26.7.06

Externalities, intrinsic to capitalism

Here's a good post on how externalities are inhernent to capitalism, and so reasonable capitalists should face them like grown ups---not argue them away (however semantically successful) while letting their negative costs run rampant on society. There was never an anthropologic theory without holes in its application, and economists admit (but sparingly) yes, indeed capitalism is but a theory at last.

The economy, however is not even a theory. It is a work in progress (though that may rankle both those that would control it and those that image it perfectly free). Human hands shape it, and do so imperfectly.

All that was a rambling introduction to a fine post by Tom Evsilin (Fractals of Change) on the importance of recognizing (facing) externalities and government's (place +/- adjective here) role in addressing them.

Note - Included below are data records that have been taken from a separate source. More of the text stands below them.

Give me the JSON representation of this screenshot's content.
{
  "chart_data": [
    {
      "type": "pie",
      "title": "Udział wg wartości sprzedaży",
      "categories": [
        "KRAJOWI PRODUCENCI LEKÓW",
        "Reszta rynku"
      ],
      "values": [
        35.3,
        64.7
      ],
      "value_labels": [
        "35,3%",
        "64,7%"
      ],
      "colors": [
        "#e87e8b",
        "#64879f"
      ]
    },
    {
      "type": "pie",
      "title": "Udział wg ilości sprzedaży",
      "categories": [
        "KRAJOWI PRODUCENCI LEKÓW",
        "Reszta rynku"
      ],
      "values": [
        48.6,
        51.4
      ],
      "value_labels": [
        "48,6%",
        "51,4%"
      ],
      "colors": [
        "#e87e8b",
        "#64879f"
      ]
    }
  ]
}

Regulation is essential to capitalism. I’m damned near a libertarian and certainly a capitalist but I do believe SOME forms of targeted regulation are necessary – even though all regulation poses a danger...A very good form of regulation is to force the externalities to become costs of production. Tradable pollution credits really work to reduce pollution. Why? Because they are technology neutral and result specific. Instead of leaving the good guys at a cost-disadvantage, they create an economic incentive to fix or avoid pollution. Of course, the cost must be applied to ALL producers and that usually means some form of international cooperation. That’s hard! And that’s why the Kyoto treaty with its lofty goals and exclusion of huge developing economies can’t work.
It scares me a bit that a post I agree with so closely in this matter with a person who one post back says he voted for Bush, but hey I feel lucky to find any sense out there. I feel deeply sympathetic to the way this carefully thought and well-balanced opinion is routinely sidelined in the chasm of political thought between both "right" and "left".


1 Comment:

Tom Evslin said...

Thanks, Melanie.

I'm glad you're willing to listen despite my voting record. We'll never be in 100% agreement but all a lot smarter if we can have a reasonable dialog.